Il patienta autant qu’il en fut capable avant de se décider finalement à faire le tour des bureaux, espérant trouver, au hasard de son errance, les informations qu’il avait prévu obtenir de Julie.
Et constata très vite qu’aucun ne lui accordait la moindre attention : Il les découvrait bousculés, pris dans un vent de panique.
À l’exception d’une adorable jeune personne, déjà rencontrée la veille, qui lui rappelait quelqu’un, une ressemblance impossible à définir avec exactitude, et qui, surtout, ne semblait partager en rien l’inquiétude affichée par chacun, même par David !
De ce dernier, par contre, il reçut un clin d’œil complice et, peut-être, un début d’explication.
- Salut Julien ! Que lui avez-vous fait pour nous la mettre dans un état pareil ?
- Moi ? Vous croyez que c’est à cause d’hier soir ?
- En tout cas, le bruit court que son humeur navigue dans le bleu !
- Le bleu ? Vous aussi ? Il était prévu que je passe la prendre, chez elle, ce matin, mais j’y arrivai qu’elle démarrait sa voiture ! Pas eu le temps de dire « ouf » ! Elle m’a semé en trois tours de roue ! Comment dois-je interpréter cette histoire de couleur ?
- Attendez de la rencontrer ! Vous souvenez-vous de l’image qu’elle offrait, hier, au restaurant, de ses yeux, surtout ?
- Il serait difficile de les oublier.
- Appliquez-vous à bien les observer chaque matin. Après beaucoup de pratique, vous pourrez, comme nous, deviner son humeur du jour ! Ça y est, mon poste sonne, c’est mon tour, priez pour moi ! Justine, accompagnez-moi, nous devons faire front ensemble.

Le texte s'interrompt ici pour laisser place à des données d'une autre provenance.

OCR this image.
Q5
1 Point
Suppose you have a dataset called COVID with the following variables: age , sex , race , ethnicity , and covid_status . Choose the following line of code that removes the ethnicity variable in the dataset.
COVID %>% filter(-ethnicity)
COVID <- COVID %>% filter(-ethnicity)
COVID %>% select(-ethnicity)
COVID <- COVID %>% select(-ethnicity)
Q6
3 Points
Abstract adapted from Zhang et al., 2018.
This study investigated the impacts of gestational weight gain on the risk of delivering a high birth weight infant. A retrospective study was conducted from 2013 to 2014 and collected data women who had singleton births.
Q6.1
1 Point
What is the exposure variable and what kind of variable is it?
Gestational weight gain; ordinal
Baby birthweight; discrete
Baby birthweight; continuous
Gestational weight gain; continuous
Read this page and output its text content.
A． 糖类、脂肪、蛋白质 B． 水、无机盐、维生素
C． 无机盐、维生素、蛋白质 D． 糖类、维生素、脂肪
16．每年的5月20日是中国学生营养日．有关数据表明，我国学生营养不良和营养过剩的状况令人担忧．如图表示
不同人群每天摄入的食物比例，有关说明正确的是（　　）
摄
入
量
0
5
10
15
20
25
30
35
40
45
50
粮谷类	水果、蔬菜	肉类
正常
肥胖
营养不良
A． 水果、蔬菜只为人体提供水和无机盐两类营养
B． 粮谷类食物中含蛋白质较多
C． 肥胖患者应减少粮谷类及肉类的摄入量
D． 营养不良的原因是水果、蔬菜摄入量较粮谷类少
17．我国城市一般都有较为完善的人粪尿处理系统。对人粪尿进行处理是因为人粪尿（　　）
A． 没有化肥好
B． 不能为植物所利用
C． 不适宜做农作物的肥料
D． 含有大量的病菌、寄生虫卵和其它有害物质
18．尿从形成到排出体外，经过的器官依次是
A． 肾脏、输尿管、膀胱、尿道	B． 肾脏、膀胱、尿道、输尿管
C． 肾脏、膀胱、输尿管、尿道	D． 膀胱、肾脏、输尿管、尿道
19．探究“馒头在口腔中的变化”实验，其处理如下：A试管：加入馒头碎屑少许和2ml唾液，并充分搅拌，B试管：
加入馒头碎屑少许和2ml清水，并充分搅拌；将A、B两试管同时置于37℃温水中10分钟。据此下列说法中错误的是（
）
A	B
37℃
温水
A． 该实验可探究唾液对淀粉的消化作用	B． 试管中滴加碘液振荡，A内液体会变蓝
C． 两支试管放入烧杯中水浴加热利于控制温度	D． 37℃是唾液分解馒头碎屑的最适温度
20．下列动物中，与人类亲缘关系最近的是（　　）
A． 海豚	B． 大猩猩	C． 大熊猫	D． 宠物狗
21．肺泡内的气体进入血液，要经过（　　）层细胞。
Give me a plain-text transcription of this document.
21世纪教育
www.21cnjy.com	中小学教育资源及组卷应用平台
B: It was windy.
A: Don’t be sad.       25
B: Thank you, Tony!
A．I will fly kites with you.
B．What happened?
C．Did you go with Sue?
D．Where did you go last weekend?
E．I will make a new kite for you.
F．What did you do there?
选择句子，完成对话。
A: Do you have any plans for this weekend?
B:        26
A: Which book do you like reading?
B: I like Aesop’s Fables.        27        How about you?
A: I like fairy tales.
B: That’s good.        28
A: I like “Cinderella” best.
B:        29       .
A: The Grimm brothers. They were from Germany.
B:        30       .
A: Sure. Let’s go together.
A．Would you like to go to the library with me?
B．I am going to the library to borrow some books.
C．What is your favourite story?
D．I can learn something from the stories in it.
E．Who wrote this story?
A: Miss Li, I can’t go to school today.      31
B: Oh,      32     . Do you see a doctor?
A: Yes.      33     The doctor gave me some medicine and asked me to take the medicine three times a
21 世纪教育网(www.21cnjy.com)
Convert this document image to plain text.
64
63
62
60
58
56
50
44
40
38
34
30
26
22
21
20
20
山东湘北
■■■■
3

- Lâche, vous faites appel à moi parce que je suis sa nièce ! Pas question, je reste avec ce monsieur.
- Cela ne lui plaira pas !
- Si vous imaginez que je vais l’amadouer pour vous éviter…
- Tant pis pour vous… croyez ce que vous voulez, moi… je vous aurais prévenue !
Pendant que David s’éloignait, Julien prit le temps d’assimiler la dernière information avant de rompre le silence qui avait repris ses droits autour d’eux.
- Vous seriez donc la nièce de… Madame Castel ?
- De Julie ? C’est cela !
- Alors… c’est à elle que vous ressemblez tant ! Mais… votre tante ! Elle paraît si jeune, presque autant...
- Que moi ? Merci bien ! Heureusement que vous me comparez à quelqu’un que j’aime infiniment. Julie a largement dépassé la trentaine… elle se trouve à mi-parcours de la prochaine dizaine, mais ne lui en parlez pas, elle déteste qu’on y fasse allusion.
- Tiens donc ! C’est là que se situerait son tendon d’Achille ! Madame serait vulnérable et aurait peur, comme tant d’autres, du temps qui passe ? Vieillir l’ennuie vraiment à ce point ?
- Oui… mais pas comme vous semblez le supposer… elle est… elle est tellement pleine de projets, d’envies, de rêves aussi et il faut qu’elle bouge, toujours ! Son souci véritable c’est de ne plus avoir, un jour, la possibilité physique de foncer dans l’existence à cent à l’heure.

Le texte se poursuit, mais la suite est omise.